Sich anständig benehmen, fleißig, hilfsbereit, keinesfalls vorlaut sein, nicht ungebührlich auffallen und schon gar nicht aus der Reihe tanzen – unsere Erziehung favorisiert die Disziplin, den Gehorsam – ohne Wenn-und-Aber.

Ohne Wenn-und-Aber? Wer kennt nicht das Gefühl der Empörung, diese Mischung aus Trauer und Wut, ohnmächtig eine Ungerechtigkeit zu erleiden.
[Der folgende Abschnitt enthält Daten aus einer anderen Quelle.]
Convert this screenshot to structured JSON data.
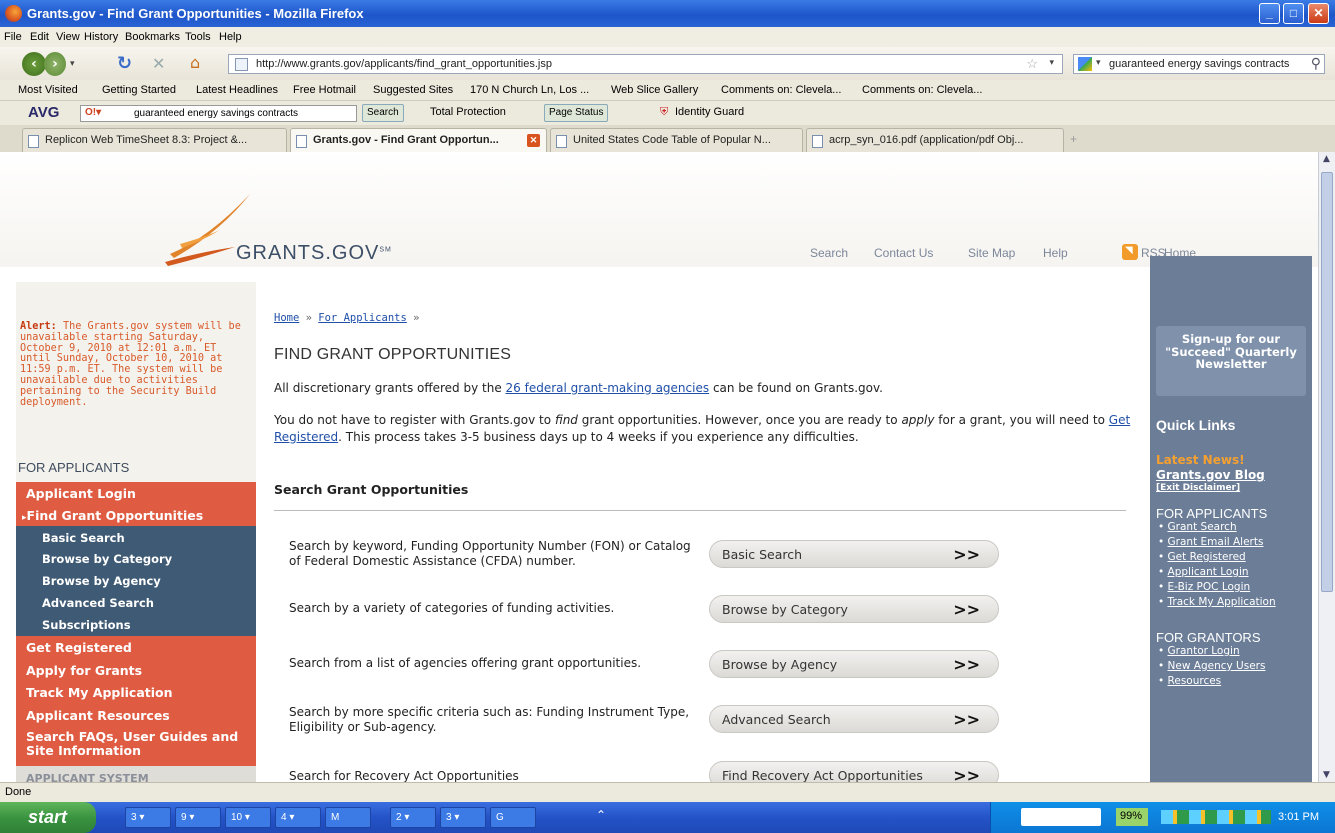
{
  "window": {
    "title": "Grants.gov - Find Grant Opportunities - Mozilla Firefox",
    "menu": [
      "File",
      "Edit",
      "View",
      "History",
      "Bookmarks",
      "Tools",
      "Help"
    ]
  },
  "nav": {
    "url": "http://www.grants.gov/applicants/find_grant_opportunities.jsp",
    "search_value": "guaranteed energy savings contracts"
  },
  "bookmarks": [
    "Most Visited",
    "Getting Started",
    "Latest Headlines",
    "Free Hotmail",
    "Suggested Sites",
    "170 N Church Ln, Los ...",
    "Web Slice Gallery",
    "Comments on: Clevela...",
    "Comments on: Clevela..."
  ],
  "avg": {
    "brand": "AVG",
    "search_value": "guaranteed energy savings contracts",
    "search_btn": "Search",
    "total_protection": "Total Protection",
    "page_status": "Page Status",
    "identity_guard": "Identity Guard"
  },
  "tabs": [
    {
      "label": "Replicon Web TimeSheet 8.3: Project &..."
    },
    {
      "label": "Grants.gov - Find Grant Opportun..."
    },
    {
      "label": "United States Code Table of Popular N..."
    },
    {
      "label": "acrp_syn_016.pdf (application/pdf Obj..."
    }
  ],
  "site": {
    "logo": "GRANTS.GOV",
    "logo_sm": "SM",
    "toplinks": [
      "Search",
      "Contact Us",
      "Site Map",
      "Help",
      "RSS",
      "Home"
    ]
  },
  "leftnav": {
    "alert_label": "Alert:",
    "alert_text": "The Grants.gov system will be unavailable starting Saturday, October 9, 2010 at 12:01 a.m. ET until Sunday, October 10, 2010 at 11:59 p.m. ET. The system will be unavailable due to activities pertaining to the Security Build deployment.",
    "heading": "FOR APPLICANTS",
    "items": [
      {
        "label": "Applicant Login"
      },
      {
        "label": "Find Grant Opportunities"
      },
      {
        "label": "Basic Search"
      },
      {
        "label": "Browse by Category"
      },
      {
        "label": "Browse by Agency"
      },
      {
        "label": "Advanced Search"
      },
      {
        "label": "Subscriptions"
      },
      {
        "label": "Get Registered"
      },
      {
        "label": "Apply for Grants"
      },
      {
        "label": "Track My Application"
      },
      {
        "label": "Applicant Resources"
      },
      {
        "label": "Search FAQs, User Guides and Site Information"
      },
      {
        "label": "APPLICANT SYSTEM"
      }
    ]
  },
  "main": {
    "breadcrumb": [
      "Home",
      "For Applicants"
    ],
    "breadcrumb_sep": "»",
    "title": "FIND GRANT OPPORTUNITIES",
    "p1_pre": "All discretionary grants offered by the",
    "p1_link": "26 federal grant-making agencies",
    "p1_post": "can be found on Grants.gov.",
    "p2_a": "You do not have to register with Grants.gov to",
    "p2_find": "find",
    "p2_b": "grant opportunities. However, once you are ready to",
    "p2_apply": "apply",
    "p2_c": "for a grant, you will need to",
    "p2_link": "Get Registered",
    "p2_d": ". This process takes 3-5 business days up to 4 weeks if you experience any difficulties.",
    "section_head": "Search Grant Opportunities",
    "rows": [
      {
        "desc": "Search by keyword, Funding Opportunity Number (FON) or Catalog of Federal Domestic Assistance (CFDA) number.",
        "btn": "Basic Search"
      },
      {
        "desc": "Search by a variety of categories of funding activities.",
        "btn": "Browse by Category"
      },
      {
        "desc": "Search from a list of agencies offering grant opportunities.",
        "btn": "Browse by Agency"
      },
      {
        "desc": "Search by more specific criteria such as: Funding Instrument Type, Eligibility or Sub-agency.",
        "btn": "Advanced Search"
      },
      {
        "desc": "Search for Recovery Act Opportunities",
        "btn": "Find Recovery Act Opportunities"
      }
    ],
    "arrow": ">>"
  },
  "rightside": {
    "signup": "Sign-up for our \"Succeed\" Quarterly Newsletter",
    "quick_links": "Quick Links",
    "latest_news": "Latest News!",
    "blog": "Grants.gov Blog",
    "exit": "[Exit Disclaimer]",
    "applicants_head": "FOR APPLICANTS",
    "applicants": [
      "Grant Search",
      "Grant Email Alerts",
      "Get Registered",
      "Applicant Login",
      "E-Biz POC Login",
      "Track My Application"
    ],
    "grantors_head": "FOR GRANTORS",
    "grantors": [
      "Grantor Login",
      "New Agency Users",
      "Resources"
    ]
  },
  "status": "Done",
  "taskbar": {
    "start": "start",
    "items": [
      "3 ▾",
      "9 ▾",
      "10 ▾",
      "4 ▾",
      "M",
      "2 ▾",
      "3 ▾",
      "G"
    ],
    "zoom": "99%",
    "clock": "3:01 PM"
  }
}
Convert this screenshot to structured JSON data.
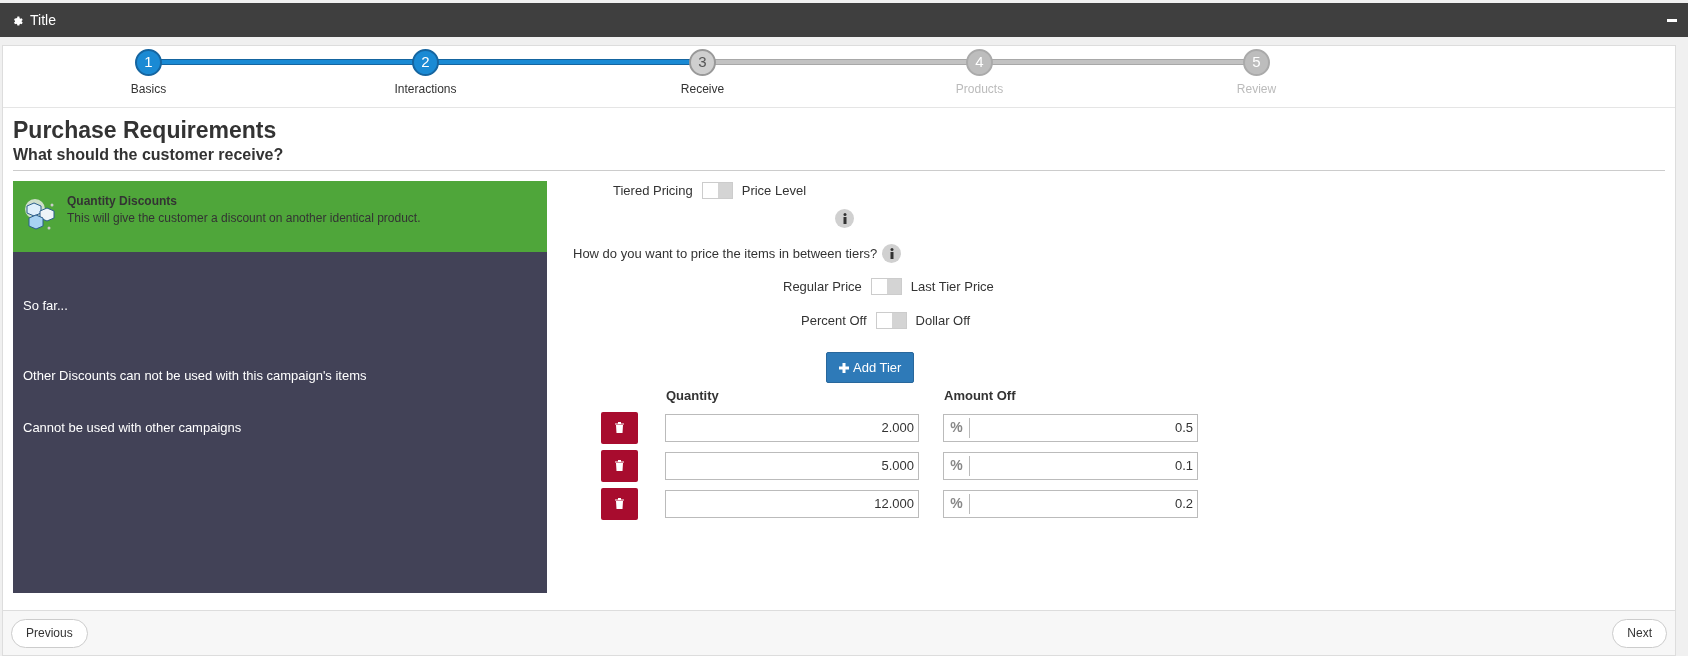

Ein ungeahndetes Abseitstor im Fußball, die Raffgier der Superreichen oder die Willkür von Tyrannen – die Palette des Zerstörerischen, gekränkt und klein, ja krank gemacht, unterdrückt und gequält, sogar vernichtet zu werden, scheint unendlich. 

Die Weltgesellschaft ächzt unter globaler Ungerechtigkeit. Die Gleichmütigkeit eines Hiob irritiert: „Der Herr hat’s gegeben, der Herr hat’s genommen, der Name des Herrn sei gelobt.“ Die Psalmen im Alten Testament machen freilich keinen Hehl aus dem Schrei der Gedemütigten und Gemordeten nach Gerechtigkeit. Doch wie?

„Widerstand und Ergebung“ – mit Dietrich Bonhoeffer vertrauen oder mit Georg Neumark,  „wer nur den lieben Gott lässt walten“? Früher zogen junge Leute lieber ein Che Guevara T-Shirt an und skandierten „macht kaputt, was euch kaputt macht!“ Doch ändert die Gegengewalt etwas an der erlittenen Gewalt? Mehr noch: Was außer einem bestialischen Fanal ist der Amok ganz junger Menschen?

Von der Kunst der Revolte handelt denn der französische Philosoph Geoffroy de Lagasnerie. Wahrhaftig sein, den Mut haben, nicht zu lügen. Denn wer schweigt, wegschaut, mitmarschiert, ja, der macht sich mitschuldig. Doch wie lernt man den Widerstand?

Dazu haben wir erfahrene Leute eingeladen. Zum Widerstand gibt es „weiß Gott“ genug Anlass. Wie sieht Zivilcourage in exemplarischen Feldern des Lebens aus? Gibt es Veränderung zum Guten ohne Widerstand gegen die Übel? „Hilf dir selbst, dann hilft dir Gott“? Du musst  dein Leben ändern – oder dein Ändern leben?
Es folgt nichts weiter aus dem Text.